Despite signs of progress, the transition isn’t happening fast enough. Big tech companies have spent billions of dollars sponsoring clean energy projects, but their emissions keep rising. And countries have agreed to a global carbon tax on shipping, only for it to be held up by pressure from the Trump administration.
The annual Pioneers awards winners were selected from a pool of 611 entries that were reviewed by a group of experts, including Bloomberg Green editors.

As the popularity of AI tools grows, so does the energy demand of data centers.

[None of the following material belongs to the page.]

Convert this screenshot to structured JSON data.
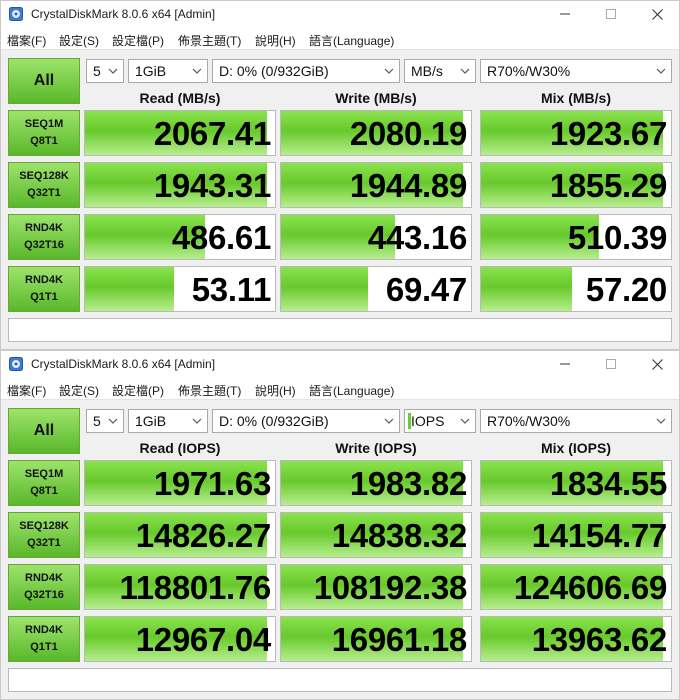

Global data centers are expected to use as much as 1,600 terawatt-hours of electricity by 2035, roughly five times what the UK consumed last year, according to BNEF. Besides adding more carbon-free electricity into the global power mix, it is also vital to find solutions that help rein in data centers’ near-insatiable power hunger.
Rising Power Load
Global data center IT capacity and power load
Source: BloombergNEF; DC Byte
Note: IT capacity refers to the power draw of IT equipment. Power load refers to total power draw, calculated using a Power Usage Effectiveness (PUE) of 1.36.

Shifting away from fossil fuel means hooking more wind turbines and solar panels up onto the grid, but a greater adoption of renewable energy comes with its own problems.
One primary challenge is known as the “duck curve,” an illustration that depicts the misalignment in daily electricity demand and available solar power generation throughout the day.
When the sun is shining, solar panels send more electricity to the grid than what’s needed, and then their contribution drops after sunset as electricity needs rise. In places where a substantial amount of solar capacity is installed, such a mismatch leaves utilities no choice but to disconnect solar in midday and install other forms of power generation for evening ramps. That, in turn, hampers the profitability of renewable projects, discouraging investors from building more. But for startups that tackle load management challenges, it also represents an opportunity.
“The duck curve is completely driven by the fact that we haven’t really worked out a way of matching supply and demand” with solar power, said BNEF’s Curry.

Clean transportation is the biggest chunk of the climate tech investing pie. The sector saw $893 billion in funding last year, according to BNEF. Just $53 billion of that went into commercial vehicles. But that represents a 57% increase year-over-year, outpacing every other sector.
“It was unimaginable that you could see a market like that exist today, even five years ago,” said Angie Farrag-Thibault, vice president for global transportation at Environmental Defense Fund, adding that voluntary industry initiatives and a growing number of government policies have helped the clean transport sector quickly get up to speed.
Electric Truck Investments Hit a Record in 2025
Global funding for clean heavy- and medium-duty transport
Source: BloombergNEF
While the path for commercial land transport is clearer, Farrag-Thibault said, there’s still a lot more groundwork that needs to be laid for shipping. That’s reflected in the funding: Clean shipping saw $4.2 billion in investments last year. But that only accounts for ships that run on cleaner fuel, sidestepping other solutions that are more readily available today. To decarbonize all forms of heavy transport requires both deploying technologies that work today and creating the next generation of fuels and resources that can cut emissions further.

Not all Pioneers winners fit into neat categories. But this year’s wildcards provide a glimpse of emerging climate tech sectors and regions, from electric buses in Africa to microbe-assisted copper mining and cutting forever chemicals from batteries.